Support Questions
Find answers, ask questions, and share your expertise

Efficient Memory management for Running MapReduce Jobs

Efficient Memory management for Running MapReduce Jobs


We are trying to set up a single node cloudera hadoop cluster having 16 GB as RAM on linux machine. We are setting up 5.4.2 version.

Now when we check statistics post the installation and run the top command we find that only 1 -2 GB is available. when we trigger map reduce sample job - no memory is allocated to the job and so job doesnt run.


Can you please let us know what should we do so that more memory is available


Analysis of the top command

cloudera takes 4-5 GB.

mysql 6 GB.(external database to store the metastore) other services 2-3 GB. thus contributing to 13 GB out of 16


Re: Efficient Memory management for Running MapReduce Jobs

Master Guru
You're likely facing this because of a low set value for the CM -> YARN -> Configuration -> "yarn.nodemanager.resource.memory-mb".
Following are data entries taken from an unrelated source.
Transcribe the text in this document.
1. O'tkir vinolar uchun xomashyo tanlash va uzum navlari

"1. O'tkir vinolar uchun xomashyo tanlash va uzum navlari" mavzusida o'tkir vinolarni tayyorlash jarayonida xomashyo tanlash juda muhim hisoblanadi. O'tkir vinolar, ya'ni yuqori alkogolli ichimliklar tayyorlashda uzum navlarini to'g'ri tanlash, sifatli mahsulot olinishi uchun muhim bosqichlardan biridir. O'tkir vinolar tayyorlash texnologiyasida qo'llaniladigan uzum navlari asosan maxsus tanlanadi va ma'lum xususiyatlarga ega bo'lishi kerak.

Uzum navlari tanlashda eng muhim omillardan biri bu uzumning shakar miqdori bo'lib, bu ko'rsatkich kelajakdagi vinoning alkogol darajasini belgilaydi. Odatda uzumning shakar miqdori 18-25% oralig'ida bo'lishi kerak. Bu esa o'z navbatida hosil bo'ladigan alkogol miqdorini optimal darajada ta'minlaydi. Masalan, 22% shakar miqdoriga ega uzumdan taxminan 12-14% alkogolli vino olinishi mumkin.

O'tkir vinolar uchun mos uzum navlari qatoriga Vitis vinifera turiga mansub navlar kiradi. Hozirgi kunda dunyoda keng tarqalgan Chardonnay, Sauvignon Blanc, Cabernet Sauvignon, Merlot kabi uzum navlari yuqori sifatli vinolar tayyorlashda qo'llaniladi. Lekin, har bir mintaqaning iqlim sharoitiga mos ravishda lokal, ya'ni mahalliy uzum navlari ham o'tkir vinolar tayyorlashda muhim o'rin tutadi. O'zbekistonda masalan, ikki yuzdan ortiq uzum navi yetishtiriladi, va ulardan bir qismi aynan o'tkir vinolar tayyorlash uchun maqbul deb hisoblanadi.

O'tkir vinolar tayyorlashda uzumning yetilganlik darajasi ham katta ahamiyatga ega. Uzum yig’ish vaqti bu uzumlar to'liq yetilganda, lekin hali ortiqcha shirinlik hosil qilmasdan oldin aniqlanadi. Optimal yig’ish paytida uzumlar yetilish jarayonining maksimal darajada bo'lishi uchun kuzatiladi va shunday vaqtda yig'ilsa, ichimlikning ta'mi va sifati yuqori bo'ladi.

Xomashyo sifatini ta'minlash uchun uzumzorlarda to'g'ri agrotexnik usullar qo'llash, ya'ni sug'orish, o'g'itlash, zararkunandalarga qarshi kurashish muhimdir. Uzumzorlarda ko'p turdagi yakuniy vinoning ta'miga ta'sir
CM may set this lower during its auto-configuration, while accounting for all the other roles and their required heap spaces on the same host. However, not all roles use up their entire configured heap size at all times, so the yarn.nodemanager.resource.memory property can be re-raised to a good value (8 GB or higher) to allow for proper request allocations from jobs.

This problem does not occur on a distributed installation, and is exclusive to single node installations.